Human Papilloma Virus related Oropharyngeal Squamous Cell Carcinoma (HPV OPSCCa) has become the most common cause of OPSCCa, and the most common cause of HPV related cancers.  The Gardasil-9 vaccine against HPV has been approved by the Food and Drug Administration for the prevention of HPV OPSCCa.  Despite this, less than 50% of adolescents in the United States are fully vaccinated against this virus.


To develop a cancer prevention program targeted toward college students to increase the rates of HPV vaccination in this population.

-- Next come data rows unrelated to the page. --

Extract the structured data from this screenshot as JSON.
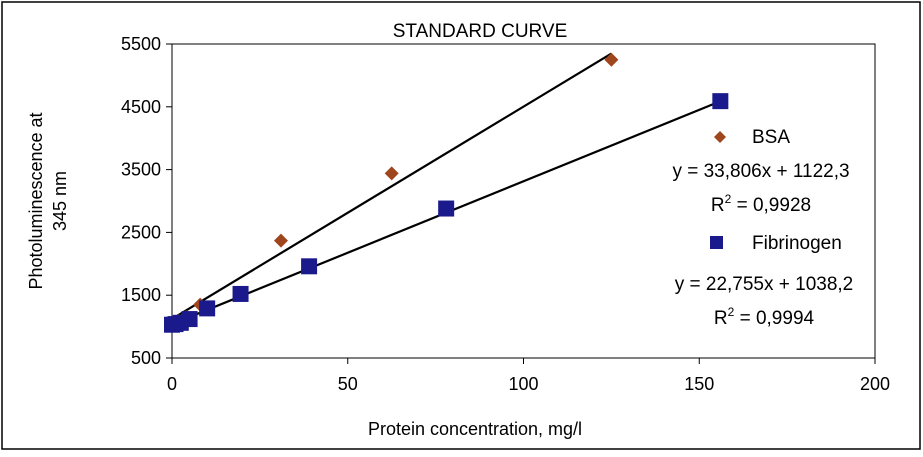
{
  "chart_data": {
    "type": "scatter",
    "title": "STANDARD CURVE",
    "xlabel": "Protein concentration, mg/l",
    "ylabel_lines": [
      "Photoluminescence at",
      "345 nm"
    ],
    "xlim": [
      0,
      200
    ],
    "ylim": [
      500,
      5500
    ],
    "xticks": [
      0,
      50,
      100,
      150,
      200
    ],
    "yticks": [
      500,
      1500,
      2500,
      3500,
      4500,
      5500
    ],
    "grid": false,
    "legend_position": "right",
    "series": [
      {
        "name": "BSA",
        "marker": "diamond",
        "color": "#A0461E",
        "points": [
          [
            0,
            1050
          ],
          [
            1,
            1060
          ],
          [
            2,
            1090
          ],
          [
            4,
            1150
          ],
          [
            8,
            1350
          ],
          [
            31,
            2370
          ],
          [
            62.5,
            3440
          ],
          [
            125,
            5250
          ]
        ],
        "trendline": {
          "slope": 33.806,
          "intercept": 1122.3,
          "x_range": [
            0,
            125
          ]
        },
        "equation": "y = 33,806x + 1122,3",
        "r2_prefix": "R",
        "r2_sup": "2",
        "r2_value": " = 0,9928"
      },
      {
        "name": "Fibrinogen",
        "marker": "square",
        "color": "#1A1A8C",
        "points": [
          [
            0,
            1030
          ],
          [
            1,
            1040
          ],
          [
            2.5,
            1060
          ],
          [
            5,
            1120
          ],
          [
            10,
            1290
          ],
          [
            19.5,
            1520
          ],
          [
            39,
            1960
          ],
          [
            78,
            2880
          ],
          [
            156,
            4590
          ]
        ],
        "trendline": {
          "slope": 22.755,
          "intercept": 1038.2,
          "x_range": [
            0,
            156
          ]
        },
        "equation": "y = 22,755x + 1038,2",
        "r2_prefix": "R",
        "r2_sup": "2",
        "r2_value": " = 0,9994"
      }
    ]
  }
}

Design, Setting, and Participants: The cancer center at a tertiary academic hospital partnered with college wellness peer educators.  A lecture on HPV related cancers and prevention with vaccination was developed, advertised for on campus, and was delivered on campus to an audience of college students. 

Methods: Initial education was provided to peer wellness educators, and advertisement was developed with their assistance that would be attractive and effective for college students.  A lecture was given to college students on campus.  A pre- and post-test was provided at the beginning and end of the lecture via QR code to evaluate usefulness and effectiveness.

Results: Forty-six students attended the lecture.  One-third (32.6%) of attendees were either not vaccinated, or unsure of their vaccine status.  Only Two-thirds (67.4%) of the attendees knew that HPV could cause cancer.  After the lecture, 100% of attendees knew that HPV can cause cancer, and 100% also knew that HPV related cancers can be prevented.  Of those who were unvaccinated, 74.4% reported that they planned to get vaccinated against the disease as a result of the lecture.

Conclusions: Educational lectures on HPV vaccination can be an effective means of cancer prevention in the college student population.